KU Assistant Football Coach Selected by the NCAA
Jan. 13, 2005
LAWRENCE, Kan. — Second-year University of Kansas assistant football coach Earnest Collins recently participated in the second annual Advanced Coaching Program sponsored by the NCAA. The Advanced Coaching Program is phase one of the NCAA’s Coaches Academy, which began in January 2004 and is one of the NCAA’s initiatives to address the critical shortage of ethnic minorities in head coaching positions in the sport of college football.
“We are very proud of Earnest and his contributions to our program,” said KU head coach Mark Mangino. “He is definitely a rising star in the coaching profession. His selection to be a part of the A.C.P. is a reflection of his talent and hard work.”
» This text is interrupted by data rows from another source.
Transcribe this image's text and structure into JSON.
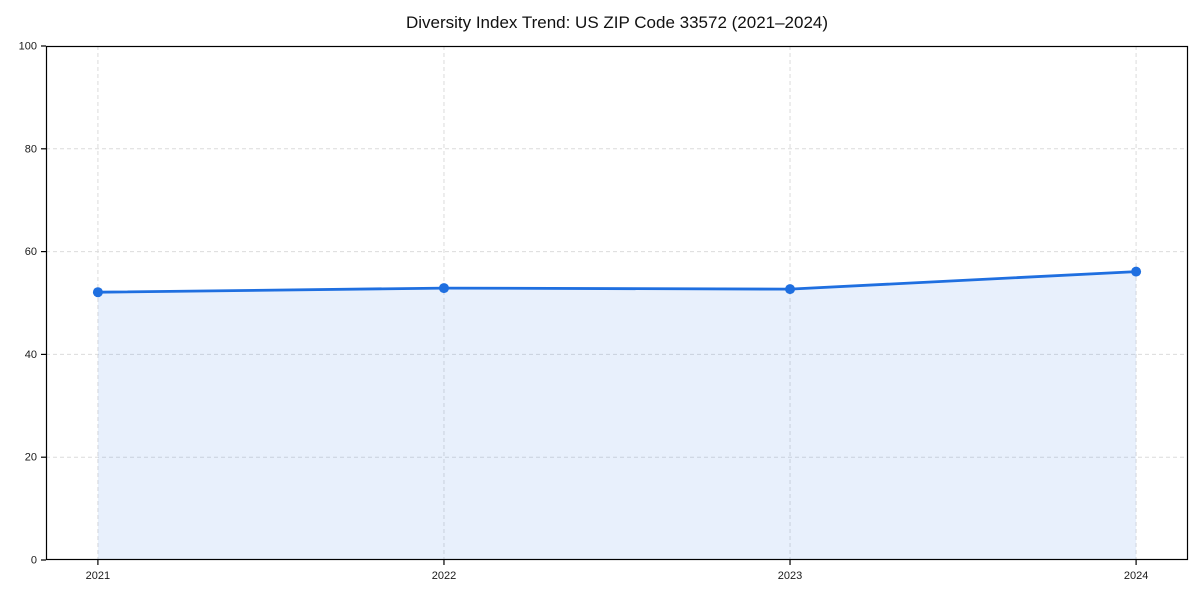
{
  "chart_data": {
    "type": "line",
    "title": "Diversity Index Trend: US ZIP Code 33572 (2021–2024)",
    "categories": [
      "2021",
      "2022",
      "2023",
      "2024"
    ],
    "series": [
      {
        "name": "Diversity Index",
        "values": [
          52.1,
          52.9,
          52.7,
          56.1
        ]
      }
    ],
    "xlabel": "",
    "ylabel": "",
    "ylim": [
      0,
      100
    ],
    "yticks": [
      0,
      20,
      40,
      60,
      80,
      100
    ],
    "grid": true,
    "grid_style": "dashed",
    "legend_position": "none",
    "marker": "circle",
    "area_fill": true,
    "colors": {
      "line": "#1f6fe0",
      "marker": "#1f6fe0",
      "area_fill": "rgba(31,111,224,0.10)",
      "grid": "#dcdcdc",
      "frame": "#000000",
      "tick_text": "#1a1a1a",
      "background": "#ffffff"
    }
  }
}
Collins, who coaches the Jayhawk cornerbacks, joined the Kansas staff in 2003. Last season, Collins directed the efforts of sophomore cornerback Charles Gordon who led the nation with seven interceptions and was named third-team All-America by the Associated Press — KU’s first All-America selection since 1995.
The mission of the NCAA Coaches Academy is to assist ethnic minority football coaches with career advancement through skills enhancement, networking and exposure opportunities and to raise awareness regarding the substantial pool of talented ethnic-minority coaches. The program is designed to teach and reinforce various aspects of securing, managing and excelling in head coaching positions at the Division I-A level.
“The Advanced Coaching Program is very valuable to many up-and-coming coaches who are unaccustomed to being in front of cameras or are not used to the interview process,” said Collins. “We also talked alot about interviewing potential coaches when we’re trying to build a staff. It’s a very valuable program that I would recommend to any coach.”
This year’s program was held January 7-9, at the Seelbach Hotel in Louisville, Ky. Workshop topics centered on communication skills, fiscal responsibility, building a successful program, marketing and fundraising, moral/ethical considerations, academic issues and health and safety concerns.